I realized my love for Daphne du Maurier’s work while reading Rebecca last summer. Du Maurier lured me into her novel with beguilingly beautiful prose and eloquent descriptions. I found myself wishing to revisit her tone and writing style this summer, so I checked out a copy of The Scapegoat from the library.
It was a success.
The Scapegoat, like Rebecca, is a ridiculously multifaceted story. There are sides of excitement and adventure as well as prolonged moments of dolefulness and darkness. The story starts with an English professor who teaches French history, John, who is traveling around France. John runs into his doppelgänger, Jean, a carefree though simultaneously troubled Frenchman. In a twist of events, John ends up left alone in a hotel room with Jean’s clothes, identification, and car, with Jean having escaped with all of John’s possessions.

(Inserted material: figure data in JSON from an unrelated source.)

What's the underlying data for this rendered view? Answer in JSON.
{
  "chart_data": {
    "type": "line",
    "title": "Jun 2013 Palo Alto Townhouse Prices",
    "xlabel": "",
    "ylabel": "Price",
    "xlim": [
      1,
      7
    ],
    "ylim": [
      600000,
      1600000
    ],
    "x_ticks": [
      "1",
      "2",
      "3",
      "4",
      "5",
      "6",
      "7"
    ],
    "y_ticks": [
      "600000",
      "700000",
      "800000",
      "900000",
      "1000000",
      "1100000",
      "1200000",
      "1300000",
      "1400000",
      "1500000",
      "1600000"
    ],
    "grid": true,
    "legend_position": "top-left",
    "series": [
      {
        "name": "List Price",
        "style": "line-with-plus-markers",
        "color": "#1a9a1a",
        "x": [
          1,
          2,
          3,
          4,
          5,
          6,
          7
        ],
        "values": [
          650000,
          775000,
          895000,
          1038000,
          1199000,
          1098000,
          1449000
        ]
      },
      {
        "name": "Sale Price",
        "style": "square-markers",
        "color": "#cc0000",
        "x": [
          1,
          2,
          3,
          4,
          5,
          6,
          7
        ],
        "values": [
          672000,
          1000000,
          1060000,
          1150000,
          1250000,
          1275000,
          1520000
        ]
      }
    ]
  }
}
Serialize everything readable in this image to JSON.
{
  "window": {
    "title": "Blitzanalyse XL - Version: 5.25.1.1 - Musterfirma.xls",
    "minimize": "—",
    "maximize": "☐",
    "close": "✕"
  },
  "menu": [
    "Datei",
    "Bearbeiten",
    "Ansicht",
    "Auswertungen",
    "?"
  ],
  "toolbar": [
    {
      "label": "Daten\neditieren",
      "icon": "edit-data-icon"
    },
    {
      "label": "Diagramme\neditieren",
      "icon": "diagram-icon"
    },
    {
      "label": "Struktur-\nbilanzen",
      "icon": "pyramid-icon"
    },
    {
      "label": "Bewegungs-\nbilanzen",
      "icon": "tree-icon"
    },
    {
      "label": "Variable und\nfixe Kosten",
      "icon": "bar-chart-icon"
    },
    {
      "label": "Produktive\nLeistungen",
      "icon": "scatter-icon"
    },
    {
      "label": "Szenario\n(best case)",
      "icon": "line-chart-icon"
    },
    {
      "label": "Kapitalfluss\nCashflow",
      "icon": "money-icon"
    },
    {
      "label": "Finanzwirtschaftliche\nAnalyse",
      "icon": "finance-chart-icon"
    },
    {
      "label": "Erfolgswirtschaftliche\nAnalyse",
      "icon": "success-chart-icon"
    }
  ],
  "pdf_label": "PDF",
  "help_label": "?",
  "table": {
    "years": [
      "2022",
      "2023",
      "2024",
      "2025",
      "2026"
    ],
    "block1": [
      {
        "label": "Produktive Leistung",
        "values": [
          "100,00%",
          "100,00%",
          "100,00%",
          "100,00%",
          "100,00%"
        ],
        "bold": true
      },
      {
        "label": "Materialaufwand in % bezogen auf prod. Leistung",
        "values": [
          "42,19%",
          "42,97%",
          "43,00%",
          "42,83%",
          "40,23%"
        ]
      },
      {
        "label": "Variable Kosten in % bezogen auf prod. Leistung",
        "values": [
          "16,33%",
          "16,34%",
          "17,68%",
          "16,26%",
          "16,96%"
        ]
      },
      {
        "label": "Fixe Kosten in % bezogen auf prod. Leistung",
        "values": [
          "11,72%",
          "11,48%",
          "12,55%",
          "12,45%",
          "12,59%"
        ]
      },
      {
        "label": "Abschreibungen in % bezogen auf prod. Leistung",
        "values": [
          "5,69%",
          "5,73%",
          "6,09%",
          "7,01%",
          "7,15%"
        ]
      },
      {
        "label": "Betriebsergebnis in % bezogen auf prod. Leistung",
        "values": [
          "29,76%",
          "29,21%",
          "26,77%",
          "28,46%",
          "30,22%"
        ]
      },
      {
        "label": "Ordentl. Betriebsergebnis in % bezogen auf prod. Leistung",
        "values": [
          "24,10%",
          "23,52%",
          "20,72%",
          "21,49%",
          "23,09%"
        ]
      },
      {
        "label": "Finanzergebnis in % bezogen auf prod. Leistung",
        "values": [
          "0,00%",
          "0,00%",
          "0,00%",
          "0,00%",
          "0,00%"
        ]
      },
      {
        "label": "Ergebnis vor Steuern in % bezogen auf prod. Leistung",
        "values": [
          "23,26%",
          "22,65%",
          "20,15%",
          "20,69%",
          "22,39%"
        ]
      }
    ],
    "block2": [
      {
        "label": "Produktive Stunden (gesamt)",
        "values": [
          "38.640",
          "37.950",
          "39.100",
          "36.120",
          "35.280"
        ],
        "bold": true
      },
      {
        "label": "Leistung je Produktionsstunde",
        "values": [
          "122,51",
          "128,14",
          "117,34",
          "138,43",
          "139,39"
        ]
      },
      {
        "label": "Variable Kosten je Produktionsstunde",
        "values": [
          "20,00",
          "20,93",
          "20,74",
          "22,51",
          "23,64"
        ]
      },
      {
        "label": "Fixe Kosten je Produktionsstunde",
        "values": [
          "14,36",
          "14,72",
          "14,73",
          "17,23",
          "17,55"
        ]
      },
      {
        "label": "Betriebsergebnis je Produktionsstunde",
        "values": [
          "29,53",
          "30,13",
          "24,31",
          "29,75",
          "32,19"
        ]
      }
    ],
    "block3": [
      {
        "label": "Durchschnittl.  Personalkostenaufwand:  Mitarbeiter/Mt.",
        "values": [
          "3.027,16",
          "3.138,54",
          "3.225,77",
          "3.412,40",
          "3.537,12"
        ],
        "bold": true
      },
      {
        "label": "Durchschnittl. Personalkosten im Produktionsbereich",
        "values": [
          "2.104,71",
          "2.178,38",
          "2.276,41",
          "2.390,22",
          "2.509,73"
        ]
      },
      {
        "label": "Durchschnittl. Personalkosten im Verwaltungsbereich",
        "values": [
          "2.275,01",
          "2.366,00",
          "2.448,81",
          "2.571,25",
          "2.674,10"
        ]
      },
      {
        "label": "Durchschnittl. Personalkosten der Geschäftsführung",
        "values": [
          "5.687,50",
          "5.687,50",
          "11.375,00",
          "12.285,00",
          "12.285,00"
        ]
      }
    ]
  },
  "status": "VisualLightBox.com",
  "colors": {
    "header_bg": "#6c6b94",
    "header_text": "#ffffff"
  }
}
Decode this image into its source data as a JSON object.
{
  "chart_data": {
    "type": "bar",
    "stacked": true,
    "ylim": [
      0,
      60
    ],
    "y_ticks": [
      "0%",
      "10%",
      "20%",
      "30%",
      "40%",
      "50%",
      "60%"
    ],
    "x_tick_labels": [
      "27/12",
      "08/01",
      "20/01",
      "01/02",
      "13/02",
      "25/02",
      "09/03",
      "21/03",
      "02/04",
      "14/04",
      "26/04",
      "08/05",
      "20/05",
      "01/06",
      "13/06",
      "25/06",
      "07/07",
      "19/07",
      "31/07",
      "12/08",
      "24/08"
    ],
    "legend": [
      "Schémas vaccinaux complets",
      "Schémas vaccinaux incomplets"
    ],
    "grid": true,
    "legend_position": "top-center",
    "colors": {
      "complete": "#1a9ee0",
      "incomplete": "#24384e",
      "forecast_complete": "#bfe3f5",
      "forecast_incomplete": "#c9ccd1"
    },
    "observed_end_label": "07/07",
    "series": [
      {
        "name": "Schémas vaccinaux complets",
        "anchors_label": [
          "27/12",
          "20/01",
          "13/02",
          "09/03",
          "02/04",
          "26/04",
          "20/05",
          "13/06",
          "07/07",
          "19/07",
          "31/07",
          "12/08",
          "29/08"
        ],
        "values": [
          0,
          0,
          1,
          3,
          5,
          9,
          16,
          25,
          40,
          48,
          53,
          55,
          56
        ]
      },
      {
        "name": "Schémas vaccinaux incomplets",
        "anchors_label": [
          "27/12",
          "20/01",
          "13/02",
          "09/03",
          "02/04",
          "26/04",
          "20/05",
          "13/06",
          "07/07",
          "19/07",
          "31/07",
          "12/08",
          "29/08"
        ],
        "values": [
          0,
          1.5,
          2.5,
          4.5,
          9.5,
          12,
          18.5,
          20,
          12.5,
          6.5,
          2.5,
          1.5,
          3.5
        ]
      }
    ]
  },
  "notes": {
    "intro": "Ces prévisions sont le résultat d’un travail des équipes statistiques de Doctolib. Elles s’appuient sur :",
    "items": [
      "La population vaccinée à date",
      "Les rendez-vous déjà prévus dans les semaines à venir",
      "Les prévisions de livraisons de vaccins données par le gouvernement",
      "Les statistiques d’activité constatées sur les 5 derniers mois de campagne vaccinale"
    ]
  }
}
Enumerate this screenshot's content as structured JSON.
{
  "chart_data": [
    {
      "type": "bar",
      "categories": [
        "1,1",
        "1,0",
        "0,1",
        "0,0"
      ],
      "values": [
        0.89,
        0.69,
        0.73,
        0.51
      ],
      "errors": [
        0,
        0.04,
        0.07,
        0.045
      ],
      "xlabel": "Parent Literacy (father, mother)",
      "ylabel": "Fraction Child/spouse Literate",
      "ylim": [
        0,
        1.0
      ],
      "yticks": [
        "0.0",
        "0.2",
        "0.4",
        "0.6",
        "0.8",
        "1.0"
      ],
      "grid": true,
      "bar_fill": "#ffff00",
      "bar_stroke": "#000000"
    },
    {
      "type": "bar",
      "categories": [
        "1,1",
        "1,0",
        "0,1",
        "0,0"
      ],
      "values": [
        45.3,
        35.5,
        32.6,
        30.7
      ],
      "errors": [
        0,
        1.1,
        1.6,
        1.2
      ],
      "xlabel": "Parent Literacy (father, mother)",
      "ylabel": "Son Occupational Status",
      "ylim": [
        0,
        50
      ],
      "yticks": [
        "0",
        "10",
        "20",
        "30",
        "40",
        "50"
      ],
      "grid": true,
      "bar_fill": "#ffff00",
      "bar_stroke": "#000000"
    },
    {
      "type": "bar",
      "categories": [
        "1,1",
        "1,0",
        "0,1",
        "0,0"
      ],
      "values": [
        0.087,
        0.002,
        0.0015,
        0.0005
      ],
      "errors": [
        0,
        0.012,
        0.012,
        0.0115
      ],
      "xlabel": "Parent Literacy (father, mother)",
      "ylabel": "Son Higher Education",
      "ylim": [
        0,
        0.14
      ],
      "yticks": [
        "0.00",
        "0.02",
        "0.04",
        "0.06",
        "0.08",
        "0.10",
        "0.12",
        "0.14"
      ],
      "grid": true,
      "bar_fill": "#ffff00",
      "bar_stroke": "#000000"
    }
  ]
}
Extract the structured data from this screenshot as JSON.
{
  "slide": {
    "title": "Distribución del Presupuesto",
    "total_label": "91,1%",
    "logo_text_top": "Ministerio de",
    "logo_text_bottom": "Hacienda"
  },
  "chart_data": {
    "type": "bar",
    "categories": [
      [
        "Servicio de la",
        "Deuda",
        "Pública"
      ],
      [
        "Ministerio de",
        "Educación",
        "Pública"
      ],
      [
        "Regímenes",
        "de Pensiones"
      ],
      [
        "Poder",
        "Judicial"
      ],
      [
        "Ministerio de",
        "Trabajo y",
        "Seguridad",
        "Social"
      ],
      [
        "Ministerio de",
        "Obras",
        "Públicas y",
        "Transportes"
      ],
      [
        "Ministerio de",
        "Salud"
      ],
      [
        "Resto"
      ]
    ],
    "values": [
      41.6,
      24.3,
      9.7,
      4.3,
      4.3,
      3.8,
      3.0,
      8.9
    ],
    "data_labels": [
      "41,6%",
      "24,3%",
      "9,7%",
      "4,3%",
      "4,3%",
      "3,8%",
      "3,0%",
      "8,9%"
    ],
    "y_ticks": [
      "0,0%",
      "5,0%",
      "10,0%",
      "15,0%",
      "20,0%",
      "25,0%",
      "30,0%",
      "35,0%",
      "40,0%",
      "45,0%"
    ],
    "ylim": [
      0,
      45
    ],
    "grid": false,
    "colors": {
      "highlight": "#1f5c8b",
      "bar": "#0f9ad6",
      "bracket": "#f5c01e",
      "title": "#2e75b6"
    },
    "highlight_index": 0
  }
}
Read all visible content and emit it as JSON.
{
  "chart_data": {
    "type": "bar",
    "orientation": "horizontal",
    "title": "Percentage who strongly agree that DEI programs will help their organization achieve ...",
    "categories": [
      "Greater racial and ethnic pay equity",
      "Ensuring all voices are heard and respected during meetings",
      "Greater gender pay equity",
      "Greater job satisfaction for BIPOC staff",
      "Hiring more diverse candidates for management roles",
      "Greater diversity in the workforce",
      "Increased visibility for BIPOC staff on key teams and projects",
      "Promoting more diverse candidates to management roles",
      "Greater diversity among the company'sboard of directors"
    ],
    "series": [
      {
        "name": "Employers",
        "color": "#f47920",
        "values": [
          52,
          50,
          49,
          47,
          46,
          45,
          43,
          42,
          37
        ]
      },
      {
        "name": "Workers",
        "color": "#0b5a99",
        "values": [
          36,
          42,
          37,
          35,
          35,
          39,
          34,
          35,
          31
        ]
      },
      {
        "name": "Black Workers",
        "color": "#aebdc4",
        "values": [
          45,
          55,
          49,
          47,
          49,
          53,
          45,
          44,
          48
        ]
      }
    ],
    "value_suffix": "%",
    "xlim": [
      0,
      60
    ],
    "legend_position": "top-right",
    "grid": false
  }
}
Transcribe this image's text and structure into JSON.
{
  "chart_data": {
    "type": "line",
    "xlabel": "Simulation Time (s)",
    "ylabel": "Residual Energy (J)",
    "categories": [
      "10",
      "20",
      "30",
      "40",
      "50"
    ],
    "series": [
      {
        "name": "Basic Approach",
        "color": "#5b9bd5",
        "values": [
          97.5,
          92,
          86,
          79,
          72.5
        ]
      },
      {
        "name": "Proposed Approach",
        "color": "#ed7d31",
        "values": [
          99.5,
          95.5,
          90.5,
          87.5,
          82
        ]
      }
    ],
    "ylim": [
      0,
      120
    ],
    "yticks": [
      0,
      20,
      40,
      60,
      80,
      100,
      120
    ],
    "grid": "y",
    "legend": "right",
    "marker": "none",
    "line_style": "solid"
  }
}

Nobody, not even Jean’s own daughter, recognizes the switch, and it’s quite interesting to see how John maneuvers himself around a family of strangers. He must figure out relations, personalities, and history while trying to keep up his facade. The first third of the book is more relaxed, with John taking into account his new surroundings and ‘family members’. The rest of the novel then begins to dip down into the shadows. You read about the griminess of greed and watch as family members destroy each others’ lives with the expression of base human characteristics.
I was surprised, at first, because I felt as though The Scapegoat would be a lighter read. The story seemed merely to delve into a common fantasy of escaping one’s life and living that of another. But then it took that classic du Maurier turn and it was no longer a simply buoyant book. This is not a bad thing, however, because it lends a depth to the story that is, as much as we deny it, necessary. Happy-happy books are great from time to time, but they don’t always leave me with a lasting impression. Maybe that’s why At the Sign of the Jack O’Lantern didn’t appeal to me as much. It was a little frivolously boring…I don’t know what I’m trying to say anymore. 😐
Here is a more collected thought: I like books that don’t dump me in a dark, damp ditch, but I don’t enjoy novels that subsist on sunshine and fairy dust. I need a little snack for my imagination, some food for deeper thought, and a nice draught of deliciously devised sentences. The Scapegoat provided all three of these components to my idea of a perfect book, deeming it spectacular.
Happy Day, and if you decide to read The Scapegoat, Happy Reading!
post scriptus: If you’ve read The Scapegoat already, what did you think of the ending?